Daí um dia, que acabo de descobrir agora que foi em 1975, eu estava
viajando num carro de um amigo numa distante estrada, e deu no rádio do carro
que Érico Veríssimo partira. Gente, como doeu! Eu não podia crer que uma pessoa
que escrevia livros como “Clarissa”, ou “O tempo e o vento” não pudessem ser
imortais. Doeu tanto quanto perder um tio, um pai. Meu mestre se fora
irremediavelmente. Deixara-me Clarissa, porém, e todas as suas outras
histórias.
A vida correu. A vida às vezes toma rumos que a gente não espera. Um
dia, uma das netas de Érico Veríssimo morou um ano em Moçambique, país onde
tenho parte da minha família, e a minha gente ficou amiga dela, e da irmã dela,
e da mãe dela, que lá tinham ido passar férias. Foi amizade mesmo, coisa assim
de minha sobrinha ir para Paris e ficar hospedada na casa dos Veríssimos lá, e
depois ir a Porto Alegre e fazer o mesmo – quando ela foi a Porto Alegre eu
dizia: “Querida, por favor, me telefona de lá, eu quero pelo menos ouvir o som
da casa dos Veríssimos!”. Ela não só me telefonou como me botou a falar com D.

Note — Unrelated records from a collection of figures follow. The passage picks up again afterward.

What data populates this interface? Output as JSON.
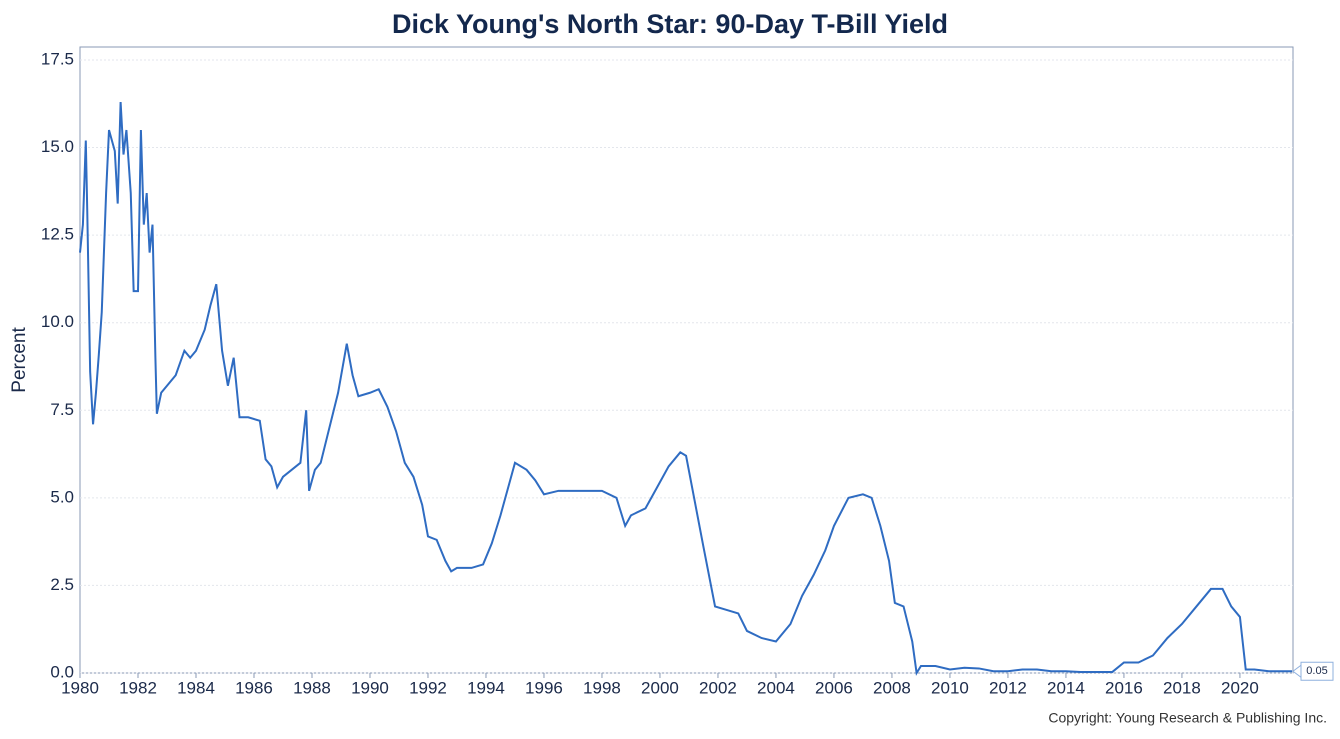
{
  "chart_data": {
    "type": "line",
    "title": "Dick Young's North Star: 90-Day T-Bill Yield",
    "y_label": "Percent",
    "footer": "Copyright: Young Research & Publishing Inc.",
    "x": [
      1980.0,
      1980.1,
      1980.2,
      1980.25,
      1980.35,
      1980.45,
      1980.55,
      1980.65,
      1980.75,
      1980.9,
      1981.0,
      1981.2,
      1981.3,
      1981.4,
      1981.5,
      1981.6,
      1981.75,
      1981.85,
      1982.0,
      1982.1,
      1982.2,
      1982.3,
      1982.4,
      1982.5,
      1982.6,
      1982.65,
      1982.8,
      1983.0,
      1983.3,
      1983.6,
      1983.8,
      1984.0,
      1984.3,
      1984.5,
      1984.7,
      1984.9,
      1985.1,
      1985.3,
      1985.5,
      1985.8,
      1986.2,
      1986.4,
      1986.6,
      1986.8,
      1987.0,
      1987.3,
      1987.6,
      1987.8,
      1987.9,
      1988.1,
      1988.3,
      1988.6,
      1988.9,
      1989.2,
      1989.4,
      1989.6,
      1990.0,
      1990.3,
      1990.6,
      1990.9,
      1991.2,
      1991.5,
      1991.8,
      1992.0,
      1992.3,
      1992.6,
      1992.8,
      1993.0,
      1993.5,
      1993.9,
      1994.2,
      1994.5,
      1994.8,
      1995.0,
      1995.4,
      1995.7,
      1996.0,
      1996.5,
      1997.0,
      1997.5,
      1998.0,
      1998.5,
      1998.8,
      1999.0,
      1999.5,
      1999.9,
      2000.3,
      2000.7,
      2000.9,
      2001.2,
      2001.5,
      2001.9,
      2002.3,
      2002.7,
      2003.0,
      2003.5,
      2004.0,
      2004.5,
      2004.9,
      2005.3,
      2005.7,
      2006.0,
      2006.5,
      2007.0,
      2007.3,
      2007.6,
      2007.9,
      2008.1,
      2008.4,
      2008.7,
      2008.85,
      2009.0,
      2009.5,
      2010.0,
      2010.5,
      2011.0,
      2011.5,
      2012.0,
      2012.5,
      2013.0,
      2013.5,
      2014.0,
      2014.5,
      2015.0,
      2015.6,
      2016.0,
      2016.5,
      2017.0,
      2017.5,
      2018.0,
      2018.5,
      2019.0,
      2019.4,
      2019.7,
      2020.0,
      2020.2,
      2020.5,
      2021.0,
      2021.5,
      2021.8
    ],
    "series": [
      {
        "color": "#2f6cc2",
        "values": [
          12.0,
          12.8,
          15.2,
          13.2,
          8.6,
          7.1,
          8.0,
          9.1,
          10.3,
          13.7,
          15.5,
          14.9,
          13.4,
          16.3,
          14.8,
          15.5,
          13.7,
          10.9,
          10.9,
          15.5,
          12.8,
          13.7,
          12.0,
          12.8,
          9.0,
          7.4,
          8.0,
          8.2,
          8.5,
          9.2,
          9.0,
          9.2,
          9.8,
          10.5,
          11.1,
          9.2,
          8.2,
          9.0,
          7.3,
          7.3,
          7.2,
          6.1,
          5.9,
          5.3,
          5.6,
          5.8,
          6.0,
          7.5,
          5.2,
          5.8,
          6.0,
          7.0,
          8.0,
          9.4,
          8.5,
          7.9,
          8.0,
          8.1,
          7.6,
          6.9,
          6.0,
          5.6,
          4.8,
          3.9,
          3.8,
          3.2,
          2.9,
          3.0,
          3.0,
          3.1,
          3.7,
          4.5,
          5.4,
          6.0,
          5.8,
          5.5,
          5.1,
          5.2,
          5.2,
          5.2,
          5.2,
          5.0,
          4.2,
          4.5,
          4.7,
          5.3,
          5.9,
          6.3,
          6.2,
          4.9,
          3.6,
          1.9,
          1.8,
          1.7,
          1.2,
          1.0,
          0.9,
          1.4,
          2.2,
          2.8,
          3.5,
          4.2,
          5.0,
          5.1,
          5.0,
          4.2,
          3.2,
          2.0,
          1.9,
          0.9,
          0.0,
          0.2,
          0.2,
          0.1,
          0.15,
          0.13,
          0.05,
          0.05,
          0.1,
          0.1,
          0.05,
          0.05,
          0.03,
          0.03,
          0.03,
          0.3,
          0.3,
          0.5,
          1.0,
          1.4,
          1.9,
          2.4,
          2.4,
          1.9,
          1.6,
          0.1,
          0.1,
          0.05,
          0.05,
          0.05
        ]
      }
    ],
    "xlim": [
      1980,
      2021.83
    ],
    "xticks": [
      1980,
      1982,
      1984,
      1986,
      1988,
      1990,
      1992,
      1994,
      1996,
      1998,
      2000,
      2002,
      2004,
      2006,
      2008,
      2010,
      2012,
      2014,
      2016,
      2018,
      2020
    ],
    "ylim": [
      0,
      17.87
    ],
    "yticks": [
      {
        "value": 0,
        "label": "0.0"
      },
      2.5,
      {
        "value": 5,
        "label": "5.0"
      },
      7.5,
      {
        "value": 10,
        "label": "10.0"
      },
      12.5,
      {
        "value": 15,
        "label": "15.0"
      },
      17.5
    ],
    "grid": true
  }
}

Mafalda, a viúva do meu ídolo, e D. Mafalda acabou por me mandar um livro do
falecido marido com dedicatória dela. Eu quase que desmaiei de emoção!
Então, na semana passada, o jornal trouxe uma matéria sobre os 90 anos
da Dona Mafalda, com fotos dela e tudo. Fiquei olhando para o jornal como uma
boba. – aquela mulher que o jornal contava
maravilhosa e que eu sabia que era estava ali, em fotografia, e numa
segunda foto trazia no colo, junto com o marido, os filhos Luiz Fernando e...
Clarissa! Daí descobri onde o meu grande mestre buscara o nome da sua heroína!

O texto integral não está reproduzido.